Travailler moins pour vivre mieux et produire mieux
Christine Poupin
Aujourd’hui, l’épreuve de force qui oppose les capitalistes à celles et ceux qu’ils exploitent et oppriment se joue sur le terrain de la retraite. Même si ce n’est pas le seul objectif de la contre-réforme de Macron, il s’agit bien de nous faire travailler plus longtemps. Elle reprend une obsession des capitalistes : nous faire travailler plus, plus longtemps, plus durement. Report de l’âge de la retraite, mais aussi chasse aux chômeurEs, intensification du travail… tout leur est bon pour exploiter plus, pour profiter plus.
De notre côté, au-delà de l’absolue nécessité de battre cette contre-réforme, il s’agit de reprendre le flambeau de la longue lutte du mouvement ouvrier pour réduire le temps de travail. Journée de 8 heures, semaine de 40 heures, de 35 heures puis de 32 heures, congés payés, retraite à 60 ans, congés maternité puis parental… Autant de revendications et de combats pour le droit au repos et au temps libre, pour le droit de faire autre chose de sa vie.
Partager pour travailler toutes et tous
Alors que le chômage et la précarité sont des armes puissantes aux mains des capitalistes pour imposer les reculs à l’échelle d’une entreprise comme plus globalement, il est indispensable d’unir celleux qui ont du travail et celleux qui n’en ont pas pour reconstruire le rapport de forces. Il est tout aussi incontournable de combattre toutes les discriminations et surexploitations sexistes et racistes, toutes les fracturations entre salariéEs selon leurs statuts (contrat de travail,intérim, sous-traitance, uberisation, temps partiel…). Immédiatement, nous défendons la semaine de 32 heures sur 4 jours. La réduction de la durée légale du travail doit se faire sans perte de salaire et elle doit être entièrement compensée par des embauches, à la différence de ce qui s’est passé en 1998 avec les lois Aubry mettant en place les 35 heures. Alors, même si des emplois ont effectivement été créés, l’annualisation du calcul du temps de travail, l’intensification du travail, l’exclusion des petites entreprises et la non-limitation des heures supplémentaires ont non seulement réduit l’impact de la réduction de la durée affichée du travail, mais surtout ont rendu les salariéEs méfiants à l’égard d’une mesure qui s’est traduite pour beaucoup par une dégradation des conditions de vie et de travail.

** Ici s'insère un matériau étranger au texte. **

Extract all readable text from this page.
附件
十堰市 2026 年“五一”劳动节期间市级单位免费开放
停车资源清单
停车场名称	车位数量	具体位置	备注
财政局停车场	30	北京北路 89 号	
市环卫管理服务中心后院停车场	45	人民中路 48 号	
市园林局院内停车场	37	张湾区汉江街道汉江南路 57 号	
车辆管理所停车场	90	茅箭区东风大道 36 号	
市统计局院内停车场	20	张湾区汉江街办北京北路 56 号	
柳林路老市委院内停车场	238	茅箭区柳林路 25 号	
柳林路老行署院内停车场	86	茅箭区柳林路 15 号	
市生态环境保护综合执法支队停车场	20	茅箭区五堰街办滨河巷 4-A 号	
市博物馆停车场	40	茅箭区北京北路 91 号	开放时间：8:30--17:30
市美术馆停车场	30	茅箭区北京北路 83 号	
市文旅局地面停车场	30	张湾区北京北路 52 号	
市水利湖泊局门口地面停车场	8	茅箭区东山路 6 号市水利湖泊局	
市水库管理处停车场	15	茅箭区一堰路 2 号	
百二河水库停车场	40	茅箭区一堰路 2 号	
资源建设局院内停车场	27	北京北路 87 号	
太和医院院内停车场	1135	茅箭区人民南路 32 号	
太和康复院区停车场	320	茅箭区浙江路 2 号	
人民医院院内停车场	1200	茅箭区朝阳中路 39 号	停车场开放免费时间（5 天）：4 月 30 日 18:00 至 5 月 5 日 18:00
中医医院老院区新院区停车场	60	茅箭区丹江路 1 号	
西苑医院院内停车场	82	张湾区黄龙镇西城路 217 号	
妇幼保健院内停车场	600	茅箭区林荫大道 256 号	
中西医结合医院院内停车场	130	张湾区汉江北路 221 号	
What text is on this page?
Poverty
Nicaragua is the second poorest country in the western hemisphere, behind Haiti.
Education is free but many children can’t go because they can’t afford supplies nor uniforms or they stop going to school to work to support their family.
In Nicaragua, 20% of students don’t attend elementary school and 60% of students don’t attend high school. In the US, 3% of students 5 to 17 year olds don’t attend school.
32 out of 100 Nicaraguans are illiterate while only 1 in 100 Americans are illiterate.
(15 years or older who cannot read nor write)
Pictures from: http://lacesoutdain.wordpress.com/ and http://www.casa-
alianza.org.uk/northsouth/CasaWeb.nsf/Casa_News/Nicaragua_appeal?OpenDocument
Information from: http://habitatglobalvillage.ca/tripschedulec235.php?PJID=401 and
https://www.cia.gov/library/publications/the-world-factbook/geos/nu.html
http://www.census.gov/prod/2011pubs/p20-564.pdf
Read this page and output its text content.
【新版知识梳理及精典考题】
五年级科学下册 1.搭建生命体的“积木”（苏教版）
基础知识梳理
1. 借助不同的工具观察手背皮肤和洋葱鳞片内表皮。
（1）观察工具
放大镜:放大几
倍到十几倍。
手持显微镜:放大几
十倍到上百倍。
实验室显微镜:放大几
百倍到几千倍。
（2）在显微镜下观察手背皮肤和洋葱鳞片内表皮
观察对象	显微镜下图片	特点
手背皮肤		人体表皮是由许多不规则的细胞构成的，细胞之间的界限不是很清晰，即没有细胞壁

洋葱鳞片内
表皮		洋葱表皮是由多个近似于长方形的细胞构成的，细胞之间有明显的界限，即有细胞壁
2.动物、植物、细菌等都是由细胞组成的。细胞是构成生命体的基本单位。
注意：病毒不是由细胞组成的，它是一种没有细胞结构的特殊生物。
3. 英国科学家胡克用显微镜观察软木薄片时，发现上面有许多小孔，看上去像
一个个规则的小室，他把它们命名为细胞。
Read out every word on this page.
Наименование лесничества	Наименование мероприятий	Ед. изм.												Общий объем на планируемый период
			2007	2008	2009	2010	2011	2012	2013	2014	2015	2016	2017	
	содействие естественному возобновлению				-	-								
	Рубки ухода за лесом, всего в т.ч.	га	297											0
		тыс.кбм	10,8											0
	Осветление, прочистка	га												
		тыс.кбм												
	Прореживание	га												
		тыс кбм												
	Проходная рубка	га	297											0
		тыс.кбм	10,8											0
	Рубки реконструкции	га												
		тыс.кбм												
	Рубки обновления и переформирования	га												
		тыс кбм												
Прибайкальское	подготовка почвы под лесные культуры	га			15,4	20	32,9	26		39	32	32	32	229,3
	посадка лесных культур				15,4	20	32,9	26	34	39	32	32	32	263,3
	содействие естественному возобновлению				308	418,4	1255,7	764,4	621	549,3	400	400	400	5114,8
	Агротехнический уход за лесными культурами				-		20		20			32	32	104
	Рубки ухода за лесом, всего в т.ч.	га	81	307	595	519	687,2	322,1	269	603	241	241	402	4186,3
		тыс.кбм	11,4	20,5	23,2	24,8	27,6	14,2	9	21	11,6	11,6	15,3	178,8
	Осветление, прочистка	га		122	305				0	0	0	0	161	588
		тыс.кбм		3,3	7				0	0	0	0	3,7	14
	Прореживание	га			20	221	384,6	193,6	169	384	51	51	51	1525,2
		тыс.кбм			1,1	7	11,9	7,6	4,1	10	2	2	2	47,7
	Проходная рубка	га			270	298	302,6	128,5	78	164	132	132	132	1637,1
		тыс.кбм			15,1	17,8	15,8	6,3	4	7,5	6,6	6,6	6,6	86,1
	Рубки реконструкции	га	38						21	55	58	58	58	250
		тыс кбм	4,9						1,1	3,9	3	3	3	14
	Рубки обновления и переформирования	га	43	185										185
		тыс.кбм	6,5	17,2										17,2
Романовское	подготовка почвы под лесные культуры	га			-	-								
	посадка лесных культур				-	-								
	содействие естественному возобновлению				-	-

Adapter le temps de travail à la productivité et à la production décidées
Au-delà des 32 heures, la réduction et le partage du travail jusqu’à la résorption du chômage permettrait à chacunE d’avoir un emploi lui permettant de vivre dignement. Mathématiquement, le partage entre toutEs des heures aujourd’hui travaillées en France aboutirait à une semaine de travail de 28 heures environ. Un tel calcul « toutes choses égales par ailleurs » permet de se faire une idée mais ni la production elle-même ni les conditions de la production ne peuvent rester en l’état. Cette échelle mobile des heures de travail permet d’adapter le temps de travail à la productivité et à la production décidées, de remettre les choses à l’endroit, de poser les questions dans le bon ordre. Premièrement, de quoi avons nous besoin ? Deuxièmement, comment produire ce qui est nécessaire dans de bonnes conditions ? Ce sont les réponses à ces deux questions qui déterminent la durée globale nécessaire du travail à partager entre toutEs.
Produire pour satisfaire les besoins humains
« Le capital épuise les deux seules sources de toute richesse : la Terre et le travailleur ». Cette phrase de Marx, qui gagnerait à être plus inclusive (!), met en évidence le lien profond entre crises écologiques et crises sociales causées par le capitalisme. Ce système gaspille le travail et les ressources du sol et du sous-sol, et porte des atteintes toujours plus graves aux écosystèmes et à la biosphère. Son productivisme est sans limite car il produit des marchandises dont le seul but est d’être vendues pour réaliser le profit, qui servira à nouveau à produire des marchandises qui seront vendues... dans une circulation d’argent qui est sans rapport avec la satisfaction des besoins humains.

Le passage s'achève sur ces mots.